PPP 0.00% 3.7¢ pan pacific petroleum nl

i will try to explain the accounting for you

  1. 4,510 Posts.
    OK folks, a few things to consider for you all. Even as a trained accountant it takes a while to understand it all. Some points to note.

    1. It is critical in an oil and gas situation like this that you focus on the cashflow and not the accounting entries/books. PPP is making exactly the same gross profit proportionally as NZO on Tui. They have to pay 20% royalty and 30% NZ company tax, just like NZO does.

    2. PPP does not have the same amount of NZ tax losses available as NZO does, so they have more NZ company tax to pay and this means less cashflow. NZO will soon exhaust its losses and will be back in the same position as PPP on Tui.

    3. They are spreading the royalty EXPENSE across the period of the project, but there has not been any physical royalties paid, nor are they due yet, because for royalty accounting purposes, all expenses are deducted 100% up front.

    However, PPP are running an accounting set of books under normal accounting rules and are looking more at the whole life of the project in their aqccounting for Tui. This is a little unusual, but they have chosen to treat it like this. I suspect it may have something to do with Aust corporate tax (esp as to what is and is not deductible) and this is why NZO have not done this as they are a NZ company.

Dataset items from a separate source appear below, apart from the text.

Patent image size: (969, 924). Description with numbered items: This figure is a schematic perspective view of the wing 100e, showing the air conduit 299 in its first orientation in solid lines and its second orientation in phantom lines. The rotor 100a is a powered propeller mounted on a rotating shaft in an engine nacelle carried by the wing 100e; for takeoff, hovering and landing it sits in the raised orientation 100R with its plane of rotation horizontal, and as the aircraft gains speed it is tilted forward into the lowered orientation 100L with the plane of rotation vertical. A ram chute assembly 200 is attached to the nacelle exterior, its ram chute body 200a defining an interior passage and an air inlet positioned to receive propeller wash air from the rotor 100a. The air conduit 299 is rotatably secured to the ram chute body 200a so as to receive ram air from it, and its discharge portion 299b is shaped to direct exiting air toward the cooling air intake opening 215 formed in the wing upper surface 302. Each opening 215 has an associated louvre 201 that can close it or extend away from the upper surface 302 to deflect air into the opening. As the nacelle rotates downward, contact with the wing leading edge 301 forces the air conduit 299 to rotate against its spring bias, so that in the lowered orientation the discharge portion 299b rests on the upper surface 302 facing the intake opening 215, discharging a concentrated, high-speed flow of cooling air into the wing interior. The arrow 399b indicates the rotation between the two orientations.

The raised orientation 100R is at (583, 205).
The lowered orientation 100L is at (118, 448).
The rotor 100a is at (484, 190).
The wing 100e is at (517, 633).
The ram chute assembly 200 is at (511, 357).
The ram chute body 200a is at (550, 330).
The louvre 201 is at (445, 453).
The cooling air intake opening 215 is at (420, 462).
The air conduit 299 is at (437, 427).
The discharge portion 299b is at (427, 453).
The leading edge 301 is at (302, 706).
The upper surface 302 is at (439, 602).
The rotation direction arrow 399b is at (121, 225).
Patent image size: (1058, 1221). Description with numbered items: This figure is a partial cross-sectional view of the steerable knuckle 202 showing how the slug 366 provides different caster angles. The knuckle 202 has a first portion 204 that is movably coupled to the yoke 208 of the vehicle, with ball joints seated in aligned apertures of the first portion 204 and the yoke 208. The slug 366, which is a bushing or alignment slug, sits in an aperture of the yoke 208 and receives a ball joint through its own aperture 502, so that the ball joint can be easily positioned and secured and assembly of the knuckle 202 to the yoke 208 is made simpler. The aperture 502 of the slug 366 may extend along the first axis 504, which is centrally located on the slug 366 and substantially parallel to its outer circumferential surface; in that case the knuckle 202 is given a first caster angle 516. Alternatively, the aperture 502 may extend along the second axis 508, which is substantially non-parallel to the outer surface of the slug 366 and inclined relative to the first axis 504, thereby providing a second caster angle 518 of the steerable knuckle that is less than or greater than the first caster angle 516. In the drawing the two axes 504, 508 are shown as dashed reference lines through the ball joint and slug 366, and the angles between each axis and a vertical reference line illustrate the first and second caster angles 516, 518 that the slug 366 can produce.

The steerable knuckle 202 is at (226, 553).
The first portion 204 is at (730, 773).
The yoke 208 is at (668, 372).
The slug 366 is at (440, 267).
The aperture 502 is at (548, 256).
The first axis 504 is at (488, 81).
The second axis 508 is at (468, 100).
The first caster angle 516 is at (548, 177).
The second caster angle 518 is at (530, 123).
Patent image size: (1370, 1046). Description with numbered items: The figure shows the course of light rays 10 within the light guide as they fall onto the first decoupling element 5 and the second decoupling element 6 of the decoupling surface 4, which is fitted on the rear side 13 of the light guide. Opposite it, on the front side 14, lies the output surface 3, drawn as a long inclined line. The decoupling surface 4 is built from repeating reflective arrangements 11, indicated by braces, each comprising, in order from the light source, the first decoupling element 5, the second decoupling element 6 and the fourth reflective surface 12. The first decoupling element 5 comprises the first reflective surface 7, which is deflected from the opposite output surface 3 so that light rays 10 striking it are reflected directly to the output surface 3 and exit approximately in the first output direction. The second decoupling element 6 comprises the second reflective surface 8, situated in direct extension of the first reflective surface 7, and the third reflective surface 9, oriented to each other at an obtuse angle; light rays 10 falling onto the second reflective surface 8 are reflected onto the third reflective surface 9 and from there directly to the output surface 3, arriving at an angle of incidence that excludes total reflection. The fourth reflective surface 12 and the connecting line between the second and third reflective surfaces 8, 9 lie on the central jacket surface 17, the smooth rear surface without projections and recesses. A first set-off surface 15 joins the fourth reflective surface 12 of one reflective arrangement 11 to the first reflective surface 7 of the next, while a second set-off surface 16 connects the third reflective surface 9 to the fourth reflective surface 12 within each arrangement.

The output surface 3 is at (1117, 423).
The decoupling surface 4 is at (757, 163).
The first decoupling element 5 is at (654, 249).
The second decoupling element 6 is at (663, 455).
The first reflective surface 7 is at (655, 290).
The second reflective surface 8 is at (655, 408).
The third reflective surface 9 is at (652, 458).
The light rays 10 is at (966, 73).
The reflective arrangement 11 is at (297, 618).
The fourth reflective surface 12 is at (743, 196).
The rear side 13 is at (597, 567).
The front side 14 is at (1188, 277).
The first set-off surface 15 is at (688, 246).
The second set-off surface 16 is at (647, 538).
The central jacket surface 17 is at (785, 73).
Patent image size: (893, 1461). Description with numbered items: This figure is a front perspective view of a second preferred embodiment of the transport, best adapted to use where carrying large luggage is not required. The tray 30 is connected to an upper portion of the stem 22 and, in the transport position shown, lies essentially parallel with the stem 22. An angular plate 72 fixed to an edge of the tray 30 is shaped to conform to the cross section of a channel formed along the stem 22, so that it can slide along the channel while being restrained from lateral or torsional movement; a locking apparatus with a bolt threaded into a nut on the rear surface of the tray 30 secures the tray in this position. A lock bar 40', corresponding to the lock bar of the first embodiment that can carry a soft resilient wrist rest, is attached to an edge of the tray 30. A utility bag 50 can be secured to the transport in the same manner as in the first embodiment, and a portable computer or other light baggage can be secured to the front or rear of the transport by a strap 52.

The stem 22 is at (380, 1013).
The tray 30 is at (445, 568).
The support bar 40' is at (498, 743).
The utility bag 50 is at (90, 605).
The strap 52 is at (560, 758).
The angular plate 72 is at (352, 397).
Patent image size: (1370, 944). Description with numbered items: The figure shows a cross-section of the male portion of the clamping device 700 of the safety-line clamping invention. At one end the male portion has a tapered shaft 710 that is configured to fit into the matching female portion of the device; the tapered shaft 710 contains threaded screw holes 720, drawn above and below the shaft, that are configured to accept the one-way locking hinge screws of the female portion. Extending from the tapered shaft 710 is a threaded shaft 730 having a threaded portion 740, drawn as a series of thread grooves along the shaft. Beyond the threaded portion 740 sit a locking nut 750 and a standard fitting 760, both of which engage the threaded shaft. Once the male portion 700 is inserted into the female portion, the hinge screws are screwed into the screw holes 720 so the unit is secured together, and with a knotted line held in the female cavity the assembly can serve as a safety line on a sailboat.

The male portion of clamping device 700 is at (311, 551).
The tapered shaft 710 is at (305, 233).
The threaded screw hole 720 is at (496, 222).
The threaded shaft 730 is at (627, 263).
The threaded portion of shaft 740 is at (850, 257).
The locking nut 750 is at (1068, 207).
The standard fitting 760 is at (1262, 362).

    4. Both the taxation and royalty figures are at present book entries only in PPP's books. THERE IS NO CASH EFFECT FROM THESE ENTRIES.

    5. You are better to study the cashflow statement for the true position.

    6. For the lay investor, focus more on the quarterly reports and the cash figures, not the accounting reports. You will never understand the accounting reports.


    If there is anyone here who actually thinks they only made $9M for the quarter, please understand that this is not the case. All you need to focus on each quarter is how much more cash do they have and how much loan has been paid off.

    The failure to pay a dividend is by directors' choice and not by a lack of profits.